Professional sports is one of the risk factors for osteoporosis - bone systemic disease caused by the relative lack of calcium in the body due to its redistribution. Excessive physical activity is the cause of disease ligament-articular apparatus, pathological fractures, as a consequence of extremely large non-specific loads (for example, the development of unprepared "ridge" in the course of skiers, unsystematic bodybuilding).

The best sources of calcium: all dairy products, especially cheese, yogurt and cottage cheese, and green leafy culture, cauliflower, bone fish canned salmon and sardines), peanuts and sunflower seeds. In skimmed milk contains slightly more calcium than milk piecework. It absorbed only 20-30% of the incoming calcium food.

Calcium deficiency often in those who consume a lot of phosphorus. Anyone who adheres to a diet without dairy foods should consider taking calcium supplements.

Toxicity of calcium is low, since it is automatically removed excess body's filtering system. However, high doses of vitamin D can lead to deposition of calcium in the kidneys.

Daily requirement:

- Girls 11-18 years 800 mg, from 19 years and above 700 mg,

- Boys 11-18 years 1,000 mg, from 19 years and above 700 mg.

In children, due to intense bone growth is a great need for calcium. The biggest bone density is reached by 30-35 years. Then it decreases,

and we lose about 0.3% of the calcium in the year.

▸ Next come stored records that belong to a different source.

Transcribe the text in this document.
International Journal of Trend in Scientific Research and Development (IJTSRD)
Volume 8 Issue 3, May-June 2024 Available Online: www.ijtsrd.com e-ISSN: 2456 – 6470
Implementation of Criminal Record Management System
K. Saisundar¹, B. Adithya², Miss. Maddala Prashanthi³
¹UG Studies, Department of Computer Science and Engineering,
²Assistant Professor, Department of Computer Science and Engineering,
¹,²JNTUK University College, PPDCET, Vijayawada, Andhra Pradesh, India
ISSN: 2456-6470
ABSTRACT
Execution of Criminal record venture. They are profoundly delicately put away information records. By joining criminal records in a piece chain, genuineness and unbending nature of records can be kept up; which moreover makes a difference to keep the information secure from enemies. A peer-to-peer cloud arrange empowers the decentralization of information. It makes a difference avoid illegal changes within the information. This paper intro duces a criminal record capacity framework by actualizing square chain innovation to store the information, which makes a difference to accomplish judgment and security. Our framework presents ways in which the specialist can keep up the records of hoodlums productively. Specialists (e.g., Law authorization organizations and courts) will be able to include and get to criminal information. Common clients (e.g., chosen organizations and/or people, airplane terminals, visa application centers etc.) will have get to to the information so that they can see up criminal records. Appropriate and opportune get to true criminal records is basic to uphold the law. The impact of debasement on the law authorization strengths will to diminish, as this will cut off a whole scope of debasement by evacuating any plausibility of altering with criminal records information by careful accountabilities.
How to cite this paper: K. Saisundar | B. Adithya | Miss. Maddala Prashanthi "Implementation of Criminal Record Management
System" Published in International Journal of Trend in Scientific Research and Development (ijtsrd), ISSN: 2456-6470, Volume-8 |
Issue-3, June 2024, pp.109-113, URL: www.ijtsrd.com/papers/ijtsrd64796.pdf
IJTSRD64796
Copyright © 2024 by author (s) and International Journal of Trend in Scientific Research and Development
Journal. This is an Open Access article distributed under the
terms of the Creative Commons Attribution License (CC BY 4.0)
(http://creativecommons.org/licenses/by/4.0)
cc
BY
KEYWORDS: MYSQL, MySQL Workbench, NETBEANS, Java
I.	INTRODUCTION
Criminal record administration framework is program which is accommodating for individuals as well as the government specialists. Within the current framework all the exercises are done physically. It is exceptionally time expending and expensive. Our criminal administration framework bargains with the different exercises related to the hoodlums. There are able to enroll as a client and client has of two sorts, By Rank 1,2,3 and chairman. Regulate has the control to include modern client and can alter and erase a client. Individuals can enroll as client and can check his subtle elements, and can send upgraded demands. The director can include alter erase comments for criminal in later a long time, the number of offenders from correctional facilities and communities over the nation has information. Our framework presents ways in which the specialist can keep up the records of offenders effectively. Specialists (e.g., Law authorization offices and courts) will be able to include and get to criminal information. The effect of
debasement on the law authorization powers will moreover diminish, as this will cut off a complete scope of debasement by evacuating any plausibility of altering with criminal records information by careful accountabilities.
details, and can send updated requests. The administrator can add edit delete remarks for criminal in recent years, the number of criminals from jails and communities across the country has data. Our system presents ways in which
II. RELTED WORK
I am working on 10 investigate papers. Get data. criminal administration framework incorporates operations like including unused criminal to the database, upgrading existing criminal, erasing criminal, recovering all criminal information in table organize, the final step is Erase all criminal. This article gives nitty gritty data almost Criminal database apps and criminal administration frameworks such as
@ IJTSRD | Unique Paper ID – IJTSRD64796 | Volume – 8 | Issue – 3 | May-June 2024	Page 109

Recent scientific developments proved that calcium is absorbed only in combination with the active form of vitamin D.

Phosphorus

About 80% of the phosphorus in the body is in the bones. The remaining 20% are essential for the conversion of food into energy. Best sources: all dairy products, vegetables, fish, meat, nuts, whole grains. Phosphorus deficiency is rare, since the phosphorus comes into contact with different products and in many commonly used food additives.

Daily requirement:

- Girls 7-9 years 450 mg, 625 mg of 11-18 years, 19 years and over 550 mg,

- Boys 11-18 years 775 mg, from 19 years and above 550 mg.

In high doses it is toxic.

High levels of phosphorus in the body and interfere with the absorption of calcium can lead to bone fragility.

Preparations with phosphorus are not necessary for a healthy person with an ordinary load level, but the athlete when performing high-speed operation is needed diet with a high content of phosphorus and specific drugs.

Boron

In medicine, this element has gained popularity as a supplement for strong bones. It is assumed that boron contributes to the prevention of osteoporosis and arthritis.

Best sources: root vegetables grown in soil enriched boron.

The boron content is reduced due to excessive cleaning products. Pronounced cases with symptoms of boron deficiency is not marked.

The daily requirement is not set, but in the normal diet contains about 2 mg of boron.

Symptoms of toxicity appears at doses of about 100 mg.

Dietary supplements typically contain 3.1 mg boron. To improve absorption of boron additives must be balanced with calcium, magnesium and vitamin D.